De la République et des extrêmes

Les tripatouillages financiers que les divers montages de sauvetage ou de sortie de la Grèce de la zone euro sont proprement incompréhensibles par la plupart des gens appelés à voter dans les divers pays européens. Coup de poker politicien, le catéchisme de la croissance est en train de remplacer dans le discours des politiciens celui de l’austérité ; le monde économique est ainsi peuplé de credo qu’on vient marmonner en groupes devant les électeurs, tel ou tel cierge à la main.  Ici comme ailleurs, les mots sont illusoirement dotés de pouvoirs qu’on croirait magiques : eurobonds, projects bonds. Les chiffres qui s’alignent ne donnent même plus le tournis, tant la disjonction entre économie et raison est accomplie : Jamais l’arbitraire du signe monétaire n’a été aussi palpable et impalpable. Nous vivons dans la dette souveraine, plus dans l’état souverain. Nous vivons dans l’irrationalité de la valeur.

Du coup, les solutions dites politiques : rembourser, ne pas rembourser, mutualiser, nationaliser… échappent elles-aussi à l’entendement. Toutes, semble-t-il, se valent, pour peu qu’elles soient démocratiquement débattues. Illusion dans laquelle prolifèrent les medias. Comme elles voltigent sous la plume des chroniqueurs, on a l’impression que toutes pourraient s’essayer au fil des alternances. Comme la finance est devenue un jeu virtuel avec le porte-monnaie du consommateur, la politique en est devenue un des plus sordides avec la cervelle du citoyen. Dans les deux cas, comment s’étonner que la confiance si scandaleusement hypothéquée du chaland s’évapore comme neige au soleil ?  Car dans les deux cas, la disjonction est telle entre le mot et la chose qu’il n’y a plus guère que des militants pour s’enthousiasmer (ou feindre de le faire) des solutions proposées par tel ou tel parti.

Devant le règne de tant de relatif, partout exposé à l’attention de tous, chacun se prend à rêver d’un pouvoir qui serait à la fois juste et absolu. Rien de plus humain que cela. Qu’est-ce que l’extrémisme, sinon ce rêve là ? Le rêve qu’un dieu, qu’un dictateur, qu’une idéologie, qu'une technologie ou qu’un principe souverain vienne comme par magie rétablir un peu de clarté au milieu de cette confusion généralisée. Un peu de lisibilité au sein d’une telle complexité. Qu’au coeur d’une telle folie, une saisie claire du monde demeure encore possible à ma raison solitaire... C’est la radicalisation des propos engendrée par ce rêve de chacun qui menace le monde, le monde commun, la république.

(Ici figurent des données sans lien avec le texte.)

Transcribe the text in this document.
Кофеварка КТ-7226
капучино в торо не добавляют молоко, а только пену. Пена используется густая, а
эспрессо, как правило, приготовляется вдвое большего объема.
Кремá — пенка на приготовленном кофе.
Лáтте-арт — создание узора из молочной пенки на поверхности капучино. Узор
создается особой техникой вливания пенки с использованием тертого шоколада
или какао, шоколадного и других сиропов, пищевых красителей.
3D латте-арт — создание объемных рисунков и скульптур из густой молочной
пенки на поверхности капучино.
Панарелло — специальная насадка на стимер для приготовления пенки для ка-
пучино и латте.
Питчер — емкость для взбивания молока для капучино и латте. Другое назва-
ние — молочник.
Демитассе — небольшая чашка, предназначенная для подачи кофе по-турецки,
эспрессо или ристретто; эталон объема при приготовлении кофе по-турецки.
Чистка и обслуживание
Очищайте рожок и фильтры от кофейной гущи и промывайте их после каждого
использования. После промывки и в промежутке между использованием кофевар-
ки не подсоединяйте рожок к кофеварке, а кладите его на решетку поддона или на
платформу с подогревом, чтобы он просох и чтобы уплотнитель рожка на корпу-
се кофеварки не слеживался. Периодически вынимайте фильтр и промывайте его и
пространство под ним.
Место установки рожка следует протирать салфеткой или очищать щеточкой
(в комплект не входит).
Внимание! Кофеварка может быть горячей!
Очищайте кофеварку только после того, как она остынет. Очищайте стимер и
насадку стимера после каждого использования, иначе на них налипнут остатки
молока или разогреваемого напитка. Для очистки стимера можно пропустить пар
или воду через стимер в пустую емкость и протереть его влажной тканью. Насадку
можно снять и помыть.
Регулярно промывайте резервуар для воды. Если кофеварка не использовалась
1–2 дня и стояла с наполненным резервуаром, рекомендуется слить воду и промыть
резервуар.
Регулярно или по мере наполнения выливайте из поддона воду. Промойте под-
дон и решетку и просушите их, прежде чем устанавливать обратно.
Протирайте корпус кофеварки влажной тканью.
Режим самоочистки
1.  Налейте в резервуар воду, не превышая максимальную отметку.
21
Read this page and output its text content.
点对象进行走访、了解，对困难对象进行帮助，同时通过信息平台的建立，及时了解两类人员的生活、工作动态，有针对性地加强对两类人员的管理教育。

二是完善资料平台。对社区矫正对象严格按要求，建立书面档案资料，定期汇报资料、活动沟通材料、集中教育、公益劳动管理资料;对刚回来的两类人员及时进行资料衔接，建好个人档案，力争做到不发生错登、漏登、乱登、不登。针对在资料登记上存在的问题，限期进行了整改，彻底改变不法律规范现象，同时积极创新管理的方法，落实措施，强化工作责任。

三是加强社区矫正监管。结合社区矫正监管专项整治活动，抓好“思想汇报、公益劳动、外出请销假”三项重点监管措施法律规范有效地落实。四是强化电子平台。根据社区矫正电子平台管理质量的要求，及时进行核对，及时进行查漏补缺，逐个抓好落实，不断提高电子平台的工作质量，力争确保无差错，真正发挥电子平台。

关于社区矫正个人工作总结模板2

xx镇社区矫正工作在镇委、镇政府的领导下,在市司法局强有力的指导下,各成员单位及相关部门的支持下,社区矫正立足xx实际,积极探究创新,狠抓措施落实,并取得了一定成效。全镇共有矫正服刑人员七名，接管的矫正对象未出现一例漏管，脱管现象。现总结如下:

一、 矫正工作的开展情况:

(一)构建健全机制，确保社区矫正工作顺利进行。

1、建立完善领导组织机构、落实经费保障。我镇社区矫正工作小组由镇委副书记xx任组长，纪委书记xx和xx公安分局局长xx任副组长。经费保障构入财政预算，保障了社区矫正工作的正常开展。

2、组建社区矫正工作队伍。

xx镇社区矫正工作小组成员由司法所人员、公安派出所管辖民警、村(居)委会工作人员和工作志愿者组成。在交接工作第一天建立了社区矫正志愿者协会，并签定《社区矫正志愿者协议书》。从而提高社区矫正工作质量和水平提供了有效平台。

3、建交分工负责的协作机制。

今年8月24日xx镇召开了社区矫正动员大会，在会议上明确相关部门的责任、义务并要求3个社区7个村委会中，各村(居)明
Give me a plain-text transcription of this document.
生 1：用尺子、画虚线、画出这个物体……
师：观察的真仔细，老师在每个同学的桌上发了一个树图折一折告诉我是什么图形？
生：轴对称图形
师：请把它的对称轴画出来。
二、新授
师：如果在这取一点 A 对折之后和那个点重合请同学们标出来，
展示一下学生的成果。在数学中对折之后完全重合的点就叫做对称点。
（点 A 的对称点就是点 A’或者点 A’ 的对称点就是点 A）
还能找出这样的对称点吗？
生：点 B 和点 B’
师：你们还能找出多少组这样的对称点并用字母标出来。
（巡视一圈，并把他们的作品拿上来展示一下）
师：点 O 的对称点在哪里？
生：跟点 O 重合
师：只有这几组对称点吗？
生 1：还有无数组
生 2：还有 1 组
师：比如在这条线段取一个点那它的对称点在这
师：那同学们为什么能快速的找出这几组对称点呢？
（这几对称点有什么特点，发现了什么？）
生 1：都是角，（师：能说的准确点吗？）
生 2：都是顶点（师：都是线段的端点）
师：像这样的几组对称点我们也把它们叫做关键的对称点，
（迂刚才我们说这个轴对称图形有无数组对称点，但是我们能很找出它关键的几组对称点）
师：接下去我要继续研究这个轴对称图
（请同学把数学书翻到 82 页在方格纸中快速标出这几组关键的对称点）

L’extrémisme, au contraire de ce qu’on veut nous faire croire, ne réside pas dans un parti clairement identifié à un extrême ou à un autre de l’échiquier politique : ce serait bien trop beau ! bien trop simple ! cela satisferait certes notre goût malsain pour les boucs-émissaires ! l'extremisme rode dans tous les partis, comme une tentative absurde en chacun d'entre nous de renouer le lien toujours perdu entre les mots et les choses, devant l'angoisse suscitée par ce qu'est au fond cette crise dans sa version culturelle : l'exhibition permanente et subie de l'arbitraire de la valeur, celle de la parole politique comme de la monnaie fiduciaire.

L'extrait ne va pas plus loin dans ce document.